Look at everyone’s strength and weaknesses, and agree on who will do what. If one in the group is ex-military or police, that person can be in charge of perimeter security and scouting. That person and chosen participants should practice together and choose ideal locations for spotting and engaging roaming thugs. Remember: Some or all of the team will be without electricity, so scouting and lookouts will have to replace sophisticated security systems.
Unwanted strangers approaching the survival team’s homesteads ideally can be dissuaded by shooting near them and/or damaging their equipment. Hopefully, they’ll turn around and seek out easier prey.

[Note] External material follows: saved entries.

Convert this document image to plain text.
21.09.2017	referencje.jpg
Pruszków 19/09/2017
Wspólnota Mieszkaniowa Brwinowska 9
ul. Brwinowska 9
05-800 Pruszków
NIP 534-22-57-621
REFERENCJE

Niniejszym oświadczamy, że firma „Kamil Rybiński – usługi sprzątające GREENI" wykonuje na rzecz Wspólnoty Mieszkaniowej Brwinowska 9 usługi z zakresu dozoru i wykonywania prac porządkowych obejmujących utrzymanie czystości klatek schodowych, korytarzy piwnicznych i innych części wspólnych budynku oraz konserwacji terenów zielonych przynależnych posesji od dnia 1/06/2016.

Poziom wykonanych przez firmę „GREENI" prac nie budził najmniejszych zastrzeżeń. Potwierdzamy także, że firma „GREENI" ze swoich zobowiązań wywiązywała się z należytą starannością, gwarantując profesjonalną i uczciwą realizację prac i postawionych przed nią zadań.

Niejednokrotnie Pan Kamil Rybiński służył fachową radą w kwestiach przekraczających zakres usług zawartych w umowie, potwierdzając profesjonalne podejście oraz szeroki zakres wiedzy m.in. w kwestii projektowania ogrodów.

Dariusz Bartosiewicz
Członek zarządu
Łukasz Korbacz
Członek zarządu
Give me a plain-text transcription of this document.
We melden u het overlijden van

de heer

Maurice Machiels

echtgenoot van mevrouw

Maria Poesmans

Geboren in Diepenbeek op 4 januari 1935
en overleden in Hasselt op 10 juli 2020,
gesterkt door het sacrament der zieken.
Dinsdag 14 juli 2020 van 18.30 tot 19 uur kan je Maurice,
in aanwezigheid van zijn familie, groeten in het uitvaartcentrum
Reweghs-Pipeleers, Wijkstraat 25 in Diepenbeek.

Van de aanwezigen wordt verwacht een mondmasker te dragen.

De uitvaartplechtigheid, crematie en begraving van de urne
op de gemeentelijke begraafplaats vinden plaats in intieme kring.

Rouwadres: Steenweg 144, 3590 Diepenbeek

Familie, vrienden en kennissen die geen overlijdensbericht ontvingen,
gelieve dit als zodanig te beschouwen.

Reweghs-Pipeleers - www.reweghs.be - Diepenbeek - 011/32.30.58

While most of the time the survival team will be focusing on tending to crops and animals, or repairing clothes and maintaining the homesteads, a small number will always be devoted to long-range scouting and manning local lookout points. Regardless, all members of the survival team should be comfortable with a gun, and be ready to use it.
Location, Location, Location
If you have the luxury of not yet choosing your homestead for living 19th-century style, then choosing the right location will make forming a survival team and reducing exposure to armed thugs easier.
For example, one group in a western state has several homesteads at the end of a road. This road bridges a creek twice and then ends where the homesteads are located. Behind the homesteads are mountains, so the road is the only way in. When society ends, this group is going to blow up the two bridges on the road. If this sounds extreme, realize that they live 40 miles from a major metropolitan center. If the grid goes down, and desperation in the cities forges roaming bands of marauders dependent on caravans of vehicles, no road means no easy access. Bridges can be rebuilt, but homesteads overrun by armed thugs cannot be replaced.
Another option is distance. The further away from major metropolitan centers, the more difficult it will be and the more fuel it will take to reach you. You could have a perfect off-the-grid homestead, but if it’s only 20 minutes from a major city, you could be swamped by the first wave of desperate people leaving the city and seeking food and water in the countryside. Later, after the first wave, you’ll still be in easy reach of the marauders.
Also keep in mind transportation routes. Try to stay away from major interstate highways. Living a few miles down a tree-studded dirt road (off a remote county road) is much preferable to being a couple miles off the exit of a major interstate. After society as we know it ends, major interstates should likely be passable for some time to come.
A lot of prepping is focused on food storage and other supplies such as clothing and medical supplies. This is crucial and within most persons’ reach. A second, more difficult step is finding a good location for the homestead, and forging a relationship with like-minded neighbors to work together when unwanted, desperate people come to take what is not theirs.